Consider the following CSV:
email/1,email/2
abc@xyz.org,bob@pass.com
You can easily convert it to JSON (taking into account the paths defined by the keys) with Miller:
mlr --icsv --ojson --jflatsep '/' cat file.csv
[ { "email": ["abc@xyz.org", "bob@pass.com"] } ]
Now, if the paths are 0-indexed in the CSV (which is surely more common):
email/0,email/1
abc@xyz.org,bob@pass.com
Then, without prior knowledge of the fields names, it seams that you'll have to rewrite the whole conversion:
edit: replaced the hard-coded /
with FLATSEP
builtin variable:
mlr --icsv --flatsep '/' put -q '
begin { @labels = []; print "[" }
# translate the original CSV header from 0-indexed to 1-indexed
NR == 1 {
i = 1;
for (k in $*) {
@labels[i] = joinv( apply( splita(k,FLATSEP), func(e) {
return typeof(e) == "int" ? e+1 : e
}), FLATSEP );
i += 1;
}
}
NR > 1 { print @object, "," }
# create an object from the translated labels and the row values
o = {};
i = 1;
for (k,v in $*) {
o[@labels[i]] = v;
i += 1;
}
@object = arrayify( unflatten(o,FLATSEP) );
end { if (NR > 0) { print @object } print "]" }
' file.csv
I would like to know if I'm missing something obvious, like a command line option or a way to rename the fields with the put
verb, or maybe something else? You're also welcome to give your insights about the previous code, as I'm not really confident in my Miller's programming skills.
Update:
With @aborruso approach of pre-processing the CSV header, this could be reduced to:
note: I didn't keep the regextract
part because it means knowing the CSV header in advance.
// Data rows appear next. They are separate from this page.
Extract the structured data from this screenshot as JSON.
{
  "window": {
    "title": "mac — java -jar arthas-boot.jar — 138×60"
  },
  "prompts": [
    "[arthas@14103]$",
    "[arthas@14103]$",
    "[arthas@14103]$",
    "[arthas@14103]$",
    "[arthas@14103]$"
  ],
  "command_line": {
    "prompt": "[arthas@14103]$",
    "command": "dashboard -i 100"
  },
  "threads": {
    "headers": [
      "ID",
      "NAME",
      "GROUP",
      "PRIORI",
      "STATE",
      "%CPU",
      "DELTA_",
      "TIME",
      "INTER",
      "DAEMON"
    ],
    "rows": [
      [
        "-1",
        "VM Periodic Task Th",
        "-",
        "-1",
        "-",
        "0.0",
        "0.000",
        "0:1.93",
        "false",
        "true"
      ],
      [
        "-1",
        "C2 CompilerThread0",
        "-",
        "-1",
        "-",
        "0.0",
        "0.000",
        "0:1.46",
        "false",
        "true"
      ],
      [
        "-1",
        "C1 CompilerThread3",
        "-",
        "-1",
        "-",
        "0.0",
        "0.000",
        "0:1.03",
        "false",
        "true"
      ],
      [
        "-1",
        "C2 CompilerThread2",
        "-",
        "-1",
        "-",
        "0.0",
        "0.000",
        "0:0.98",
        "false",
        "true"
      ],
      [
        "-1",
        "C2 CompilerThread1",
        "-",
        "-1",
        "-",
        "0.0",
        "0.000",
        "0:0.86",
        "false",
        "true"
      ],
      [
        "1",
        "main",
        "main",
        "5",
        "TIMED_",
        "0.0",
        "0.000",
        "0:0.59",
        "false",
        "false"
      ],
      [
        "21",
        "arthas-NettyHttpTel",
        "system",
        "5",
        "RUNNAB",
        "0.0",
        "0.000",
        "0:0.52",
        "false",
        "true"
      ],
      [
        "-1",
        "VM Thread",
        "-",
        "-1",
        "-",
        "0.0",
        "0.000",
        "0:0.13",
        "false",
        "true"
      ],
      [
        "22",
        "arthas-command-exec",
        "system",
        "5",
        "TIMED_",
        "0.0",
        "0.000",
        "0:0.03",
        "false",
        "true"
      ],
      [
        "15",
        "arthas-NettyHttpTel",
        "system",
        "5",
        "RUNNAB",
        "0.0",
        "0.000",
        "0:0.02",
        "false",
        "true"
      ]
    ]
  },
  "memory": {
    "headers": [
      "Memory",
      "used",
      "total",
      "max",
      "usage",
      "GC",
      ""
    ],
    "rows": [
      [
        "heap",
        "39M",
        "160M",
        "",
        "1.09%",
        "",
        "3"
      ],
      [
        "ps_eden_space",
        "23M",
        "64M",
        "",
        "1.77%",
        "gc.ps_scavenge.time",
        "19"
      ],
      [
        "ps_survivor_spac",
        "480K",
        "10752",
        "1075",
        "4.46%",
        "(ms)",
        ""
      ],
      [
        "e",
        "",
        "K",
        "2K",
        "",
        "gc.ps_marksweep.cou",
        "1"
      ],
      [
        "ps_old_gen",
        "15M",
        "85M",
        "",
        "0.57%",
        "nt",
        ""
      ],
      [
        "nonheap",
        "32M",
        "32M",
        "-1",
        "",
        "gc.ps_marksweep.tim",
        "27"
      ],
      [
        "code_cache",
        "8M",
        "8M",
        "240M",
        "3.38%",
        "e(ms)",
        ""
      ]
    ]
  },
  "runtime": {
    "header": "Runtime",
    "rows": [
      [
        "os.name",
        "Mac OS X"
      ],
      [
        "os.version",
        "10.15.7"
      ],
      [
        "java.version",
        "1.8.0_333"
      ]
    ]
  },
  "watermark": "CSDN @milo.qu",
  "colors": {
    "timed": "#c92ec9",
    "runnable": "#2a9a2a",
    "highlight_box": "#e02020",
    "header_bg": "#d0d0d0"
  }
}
mlr --csv -N --flatsep '/' put '
NR == 1 {
for (i,k in $*) {
$[i] = joinv( apply( splita(k,FLATSEP), func(e) {
return typeof(e) == "int" ? e+1 : e
}), FLATSEP );
}
}
' file.csv |
mlr --icsv --flatsep '/' --ojson cat
Even if there are workarounds like using the rename
verb (when you know the header in advance) or pre-processing the CSV header, I still hope that Miller's author could add an extra command-line option that would deal with this kind of 0‑indexed external data; adding a DSL
function like arrayify0
(and flatten0
) could also prove useful in some cases.
I would like to know if I'm missing something obvious, like a command line option or a way to rename the fields with put verb, or maybe something else?
Starting from this
email/0,email/1
abc@xyz.org,bob@pass.com
you can use implicit CSV header and run
mlr --csv -N put 'if (NR == 1) {for (k in $*) {$[k] = "email/".string(int(regextract($[k],"[0-9]+"))+1)}}' input.csv
to have
email/1,email/2
abc@xyz.org,bob@pass.com